Mackey’s reporting last year also showed how Bukele has eroded El Salvador’s democratic institutions. After his New Ideas party earned a supermajority in the country’s unicameral Legislative Assembly, Bukele was able to swiftly pass his agenda. He “deconstructed El Salvador’s justice system to make it friendly to him,” Mackey wrote, stacking its top body, the Constitutional Court, with loyalists and forcing scores of judges into retirement. All the while, a “growing cohort of Salvadoran jurists, journalists, and democracy and human rights activists have been forced into exile.”

The Bukele-friendly court is central to El Salvador’s Feb. 4 vote. Officially, the country’s constitution prohibits sitting presidents from running for reelection, but justices in 2021 issued a ruling allowing a second consecutive term. The Due Process of Law Foundation said the decision was part of El Salvador’s “rapid regression towards authoritarianism” and urged the Bukele administration to backtrack. But last October, Bukele and his Vice President Félix Ulloa registered their ticket to seek another five-year term.

On Nov. 30, 2023, Bukele formally stepped down from his post to hit the campaign trail. Though he is officially running for the presidency against a wide field of rival candidates, Bukele is all but guaranteed an absolute majority on Feb. 4, foregoing the need for a runoff.

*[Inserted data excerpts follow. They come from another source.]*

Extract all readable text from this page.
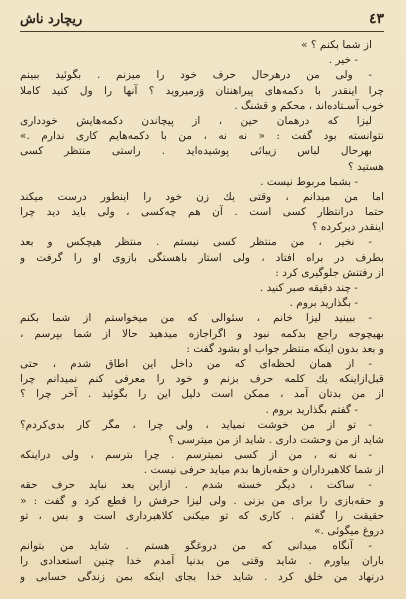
٤٣
ریچارد ناش
از شما بکنم ؟ »
- خیر .
- ولی من درهرحال حرف خود را میزنم . بگوئید ببینم
چرا اینقدر با دکمه‌های پیراهنتان وَرمیروید ؟ آنها را ول کنید کاملا
خوب آسـتاده‌اند ، محکم و قشنگ .
لیزا که درهمان حین ، از پیچاندن دکمه‌هایش خودداری
نتوانسته بود گفت : « نه نه ، من با دکمه‌هایم کاری ندارم .»
بهرحال لباس زیبائی پوشیده‌اید . راستی منتظر کسی
هستید ؟
- بشما مربوط نیست .
اما من میدانم ، وقتی یك زن خود را اینطور درست میکند
حتما درانتظار کسی است . آن هم چه‌کسی ، ولی باید دید چرا
اینقدر دیرکرده ؟
- نخیر ، من منتظر کسی نیستم . منتظر هیچکس و بعد
بطرف در براه افتاد ، ولی استار باهستگی بازوی او را گرفت و
از رفتنش جلوگیری کرد :
- چند دقیقه صبر کنید .
- بگذارید بروم .
- ببینید لیزا خانم ، سئوالی که من میخواستم از شما بکنم
بهیچوجه راجع بدکمه نبود و اگراجازه میدهید حالا از شما بپرسم ،
و بعد بدون اینکه منتظر جواب او بشود گفت :
- از همان لحظه‌ای که من داخل این اطاق شدم ، حتی
قبل‌ازاینکه یك کلمه حرف بزنم و خود را معرفی کنم نمیدانم چرا
از من بدتان آمد ، ممکن است دلیل این را بگوئید . آخر چرا ؟
- گفتم بگذارید بروم .
- تو از من خوشت نمیاید ، ولی چرا ، مگر کار بدی‌کردم‌؟
شاید از من وحشت داری . شاید از من میترسی ؟
- نه نه ، من از کسی نمیترسم . چرا بترسم ، ولی دراینکه
از شما کلاهبرداران و حقه‌بازها بدم میاید حرفی نیست .
- ساکت ، دیگر خسته شدم . ازاین بعد نباید حرف حقه
و حقه‌بازی را برای من بزنی . ولی لیزا حرفش را قطع کرد و گفت : «
حقیقت را گفتم . کاری که تو میکنی کلاهبرداری است و بس ، تو
دروغ میگوئی .»
- آنگاه میدانی که من دروغگو هستم . شاید من بتوانم
باران بیاورم . شاید وقتی من بدنیا آمدم خدا چنین استعدادی را
درنهاد من خلق کرد . شاید خدا بجای اینکه بمن زندگی حسابی و
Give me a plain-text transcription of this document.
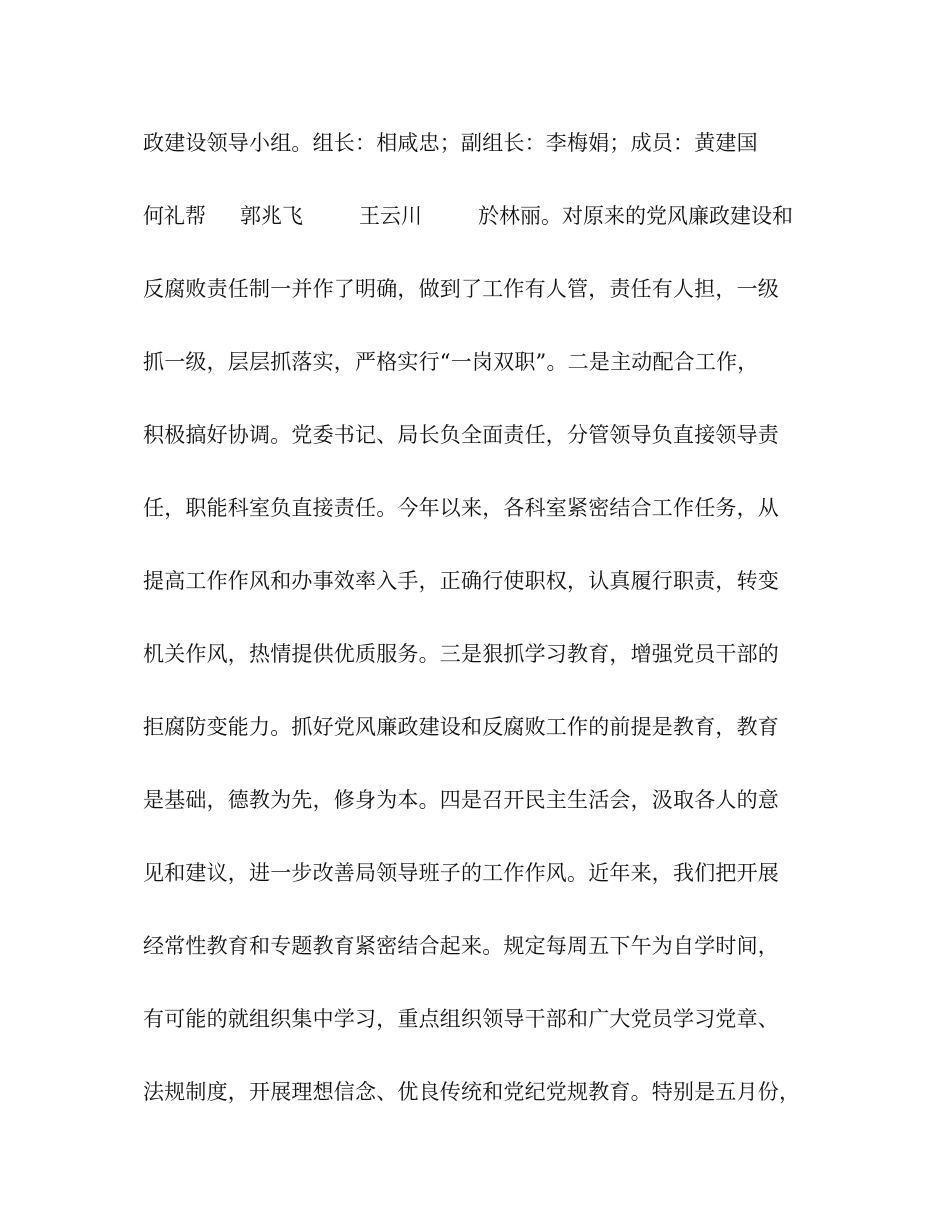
政建设领导小组。组长：相咸忠；副组长：李梅娟；成员：黄建国

何礼帮

郭兆飞

	王云川

	於林丽。对原来的党风廉政建设和

反腐败责任制一并作了明确，做到了工作有人管，责任有人担，一级
抓一级，层层抓落实，严格实行“一岗双职”。二是主动配合工作，
积极搞好协调。党委书记、局长负全面责任，分管领导负直接领导责
任，职能科室负直接责任。今年以来，各科室紧密结合工作任务，从
提高工作作风和办事效率入手，正确行使职权，认真履行职责，转变
机关作风，热情提供优质服务。三是狠抓学习教育，增强党员干部的
拒腐防变能力。抓好党风廉政建设和反腐败工作的前提是教育，教育
是基础，德教为先，修身为本。四是召开民主生活会，汲取各人的意
见和建议，进一步改善局领导班子的工作作风。近年来，我们把开展
经常性教育和专题教育紧密结合起来。规定每周五下午为自学时间，
有可能的就组织集中学习，重点组织领导干部和广大党员学习党章、
法规制度，开展理想信念、优良传统和党纪党规教育。特别是五月份，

The Economist cited an August 2023 poll indicating that about 70 percent of Salvadorans intend to vote for Bukele. A November 2023 Gallup survey published in El Mundo was even more decisive: 93 percent of respondents said they would cast their ballots for Bukele, while his next-closest competitor—ARENA’s Joel Sánchez—followed at 3 percent. FMLN’s Manuel Flores registered just 2 percent.

All seats in the Legislative Assembly will also be up for grabs on Feb. 4, and most are likely to be won by New Ideas. A month later, on March 3, all of El Salvador’s municipalities will elect new mayors and councils. Throughout his term, Bukele has strengthened his control over both the legislature and municipalities, cutting the number of seats in the Legislative Assembly from 84 to 60 and reducing through mergers what was previously 262 municipalities—and mayors—to just 44.

At 42 years old, the self-proclaimed “CEO of El Salvador” already has a fraught legacy. In just one term, Bukele has amassed a genuine support base by measurably improving the lives of many Salvadorans. But to get there, his government has committed grave alleged human rights abuses and shown a disdain for democracy and the rule of law. He is on his way to at least five more years in power—and it doesn’t seem like anything can stop him.